Page 1 of 1

A key element in the strategy of the company of the future

Posted: Tue Jan 07, 2025 4:58 am
by pappu636
The main objective of Corporate Social Responsibility is to resolve future conflicts with the company's interest groups, also known as "stakeholders."

Stakeholders can be internal to the company itself, such as shareholders and employees; external, such as suppliers and freelancers; and community stakeholders , such as administrations, society, customers, or the environment.

In order to resolve these future problems, it is necessary to create a Corporate Social Responsibility Plan that identifies who the stakeholders are, their interests, the potential conflicts they could have with the company, as well as the actions to be taken to reduce or eliminate future conflicts by establishing objectives, indicators, those responsible, and even the budgets necessary to carry out these actions.

Let's imagine that in a company, its employees and their interest in reconciling family life with work are identified as an internal interest group.

In its Social Responsibility plan, the company would establish the need to carry out a human resources plan whose main objective would be the balance between work, family and leisure, equal pay and career prospects for women, and safety in the workplace, among others. It is clear that this plan, once approved by the company and unions, would be the framework that would avoid protests or labor problems within the company.

Another example could be that of a mining company that has identified in its Social Responsibility Plan the population close to its headquarters as an external interest group with a broad awareness of environmental issues and culture.
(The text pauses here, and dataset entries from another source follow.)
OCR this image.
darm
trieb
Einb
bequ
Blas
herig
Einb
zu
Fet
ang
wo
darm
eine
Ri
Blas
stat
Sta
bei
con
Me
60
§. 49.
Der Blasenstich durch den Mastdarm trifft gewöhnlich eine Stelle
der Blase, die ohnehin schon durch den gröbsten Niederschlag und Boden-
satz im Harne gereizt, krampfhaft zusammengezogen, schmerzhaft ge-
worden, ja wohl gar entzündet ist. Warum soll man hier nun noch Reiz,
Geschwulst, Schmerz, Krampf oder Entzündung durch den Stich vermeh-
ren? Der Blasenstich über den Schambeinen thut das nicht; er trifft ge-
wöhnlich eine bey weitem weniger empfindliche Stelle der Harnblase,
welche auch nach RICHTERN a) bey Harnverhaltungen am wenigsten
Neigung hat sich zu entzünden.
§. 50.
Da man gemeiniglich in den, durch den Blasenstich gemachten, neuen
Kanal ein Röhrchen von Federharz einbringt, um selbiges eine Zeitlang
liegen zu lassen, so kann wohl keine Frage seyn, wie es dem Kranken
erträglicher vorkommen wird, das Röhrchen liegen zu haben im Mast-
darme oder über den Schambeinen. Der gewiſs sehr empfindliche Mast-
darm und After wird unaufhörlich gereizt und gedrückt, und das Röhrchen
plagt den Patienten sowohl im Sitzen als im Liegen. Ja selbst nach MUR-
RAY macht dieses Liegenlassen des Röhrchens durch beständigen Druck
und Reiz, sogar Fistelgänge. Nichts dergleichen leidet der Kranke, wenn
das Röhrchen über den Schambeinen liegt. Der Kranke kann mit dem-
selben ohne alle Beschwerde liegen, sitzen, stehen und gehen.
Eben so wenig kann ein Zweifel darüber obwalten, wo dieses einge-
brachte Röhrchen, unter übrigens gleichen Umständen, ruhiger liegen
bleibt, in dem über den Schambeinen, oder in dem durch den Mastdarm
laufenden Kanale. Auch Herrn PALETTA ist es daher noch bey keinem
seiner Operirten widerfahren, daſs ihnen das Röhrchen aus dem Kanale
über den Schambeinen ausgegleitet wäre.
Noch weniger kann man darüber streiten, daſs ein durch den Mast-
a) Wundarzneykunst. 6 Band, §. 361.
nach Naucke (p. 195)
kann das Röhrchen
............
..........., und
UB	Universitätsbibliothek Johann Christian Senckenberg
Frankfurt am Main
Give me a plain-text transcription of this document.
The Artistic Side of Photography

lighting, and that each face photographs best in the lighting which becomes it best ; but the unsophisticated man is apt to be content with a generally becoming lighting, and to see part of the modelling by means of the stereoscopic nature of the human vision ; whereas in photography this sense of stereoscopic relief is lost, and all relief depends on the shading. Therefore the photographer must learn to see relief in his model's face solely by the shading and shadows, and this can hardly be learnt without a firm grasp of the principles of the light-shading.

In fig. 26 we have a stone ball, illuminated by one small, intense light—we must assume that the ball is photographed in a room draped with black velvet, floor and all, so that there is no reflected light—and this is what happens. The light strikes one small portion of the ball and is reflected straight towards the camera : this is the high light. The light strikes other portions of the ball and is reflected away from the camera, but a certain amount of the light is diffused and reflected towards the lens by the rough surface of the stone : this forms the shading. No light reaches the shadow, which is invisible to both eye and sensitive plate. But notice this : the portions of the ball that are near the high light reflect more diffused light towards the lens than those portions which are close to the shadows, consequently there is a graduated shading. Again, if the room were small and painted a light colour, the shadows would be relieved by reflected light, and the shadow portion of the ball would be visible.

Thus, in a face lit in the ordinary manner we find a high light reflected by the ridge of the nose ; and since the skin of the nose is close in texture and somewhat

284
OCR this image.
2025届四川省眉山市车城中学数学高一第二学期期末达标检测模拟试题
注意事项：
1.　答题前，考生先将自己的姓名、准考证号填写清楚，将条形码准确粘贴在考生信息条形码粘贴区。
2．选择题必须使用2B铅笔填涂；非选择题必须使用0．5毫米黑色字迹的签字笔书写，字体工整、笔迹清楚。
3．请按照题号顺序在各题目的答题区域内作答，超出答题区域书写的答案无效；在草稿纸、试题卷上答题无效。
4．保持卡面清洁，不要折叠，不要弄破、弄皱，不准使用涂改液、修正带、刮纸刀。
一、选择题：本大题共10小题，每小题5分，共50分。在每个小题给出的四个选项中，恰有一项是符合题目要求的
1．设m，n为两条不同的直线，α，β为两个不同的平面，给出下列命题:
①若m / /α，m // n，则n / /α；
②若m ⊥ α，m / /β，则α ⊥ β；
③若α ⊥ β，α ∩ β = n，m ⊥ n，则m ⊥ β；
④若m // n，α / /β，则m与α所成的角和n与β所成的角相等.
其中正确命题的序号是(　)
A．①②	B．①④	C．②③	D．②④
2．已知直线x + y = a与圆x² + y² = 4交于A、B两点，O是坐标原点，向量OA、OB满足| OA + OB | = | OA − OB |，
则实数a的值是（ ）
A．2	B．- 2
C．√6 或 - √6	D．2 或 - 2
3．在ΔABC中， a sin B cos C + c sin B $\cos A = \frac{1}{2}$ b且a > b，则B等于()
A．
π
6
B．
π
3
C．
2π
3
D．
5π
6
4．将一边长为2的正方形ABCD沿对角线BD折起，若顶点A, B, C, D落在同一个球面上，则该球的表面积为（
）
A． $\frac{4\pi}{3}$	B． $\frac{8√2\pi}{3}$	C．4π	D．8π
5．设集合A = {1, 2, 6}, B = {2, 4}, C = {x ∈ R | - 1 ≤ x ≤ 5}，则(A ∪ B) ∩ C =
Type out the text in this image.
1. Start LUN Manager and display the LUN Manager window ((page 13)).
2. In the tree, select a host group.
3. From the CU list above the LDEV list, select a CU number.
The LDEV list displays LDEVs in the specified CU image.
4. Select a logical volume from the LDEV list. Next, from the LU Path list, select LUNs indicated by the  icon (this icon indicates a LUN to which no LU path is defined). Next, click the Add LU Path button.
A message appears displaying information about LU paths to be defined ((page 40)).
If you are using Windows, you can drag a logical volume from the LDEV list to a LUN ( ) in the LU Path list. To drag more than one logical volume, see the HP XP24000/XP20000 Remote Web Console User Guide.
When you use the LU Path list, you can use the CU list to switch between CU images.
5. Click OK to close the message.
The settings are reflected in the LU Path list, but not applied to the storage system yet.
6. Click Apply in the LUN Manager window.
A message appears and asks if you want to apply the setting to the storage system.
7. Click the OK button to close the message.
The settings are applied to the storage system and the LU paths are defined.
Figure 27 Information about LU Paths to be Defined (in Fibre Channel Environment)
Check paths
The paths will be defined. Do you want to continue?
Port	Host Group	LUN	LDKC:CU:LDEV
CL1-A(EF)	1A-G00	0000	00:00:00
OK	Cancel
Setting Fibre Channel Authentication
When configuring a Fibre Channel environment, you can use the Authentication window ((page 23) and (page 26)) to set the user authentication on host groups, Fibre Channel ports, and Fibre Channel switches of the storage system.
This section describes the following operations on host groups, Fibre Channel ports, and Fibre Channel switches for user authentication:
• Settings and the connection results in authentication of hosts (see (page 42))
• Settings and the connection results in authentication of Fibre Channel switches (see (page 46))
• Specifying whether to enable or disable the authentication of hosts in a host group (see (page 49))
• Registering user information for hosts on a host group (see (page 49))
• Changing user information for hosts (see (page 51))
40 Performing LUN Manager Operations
In order to avoid future conflicts with this interest group, it would be a kuwait phone number idea to establish as objectives of the Social Responsibility Plan the implementation of environmental restoration programs for the abandoned mine areas, which would be carried out by volunteers from this neighboring town, visits to the facilities and the restored areas, as well as the implementation of cultural sponsorships in the aforementioned town.

These two examples show us that Social Responsibility without communication makes no sense since it would not solve the main objective of the same, which is to resolve future conflicts of the company. Specifically in our examples, if the company does not carry out good internal communication with its workers and they do not know the company's human resources plans, all efforts would be in vain. Likewise, if the company does not know how to communicate to the neighboring population about the environmental work in the restoration of the mine and its sponsorships in culture, its image would possibly not improve and it would not resolve future conflicts either.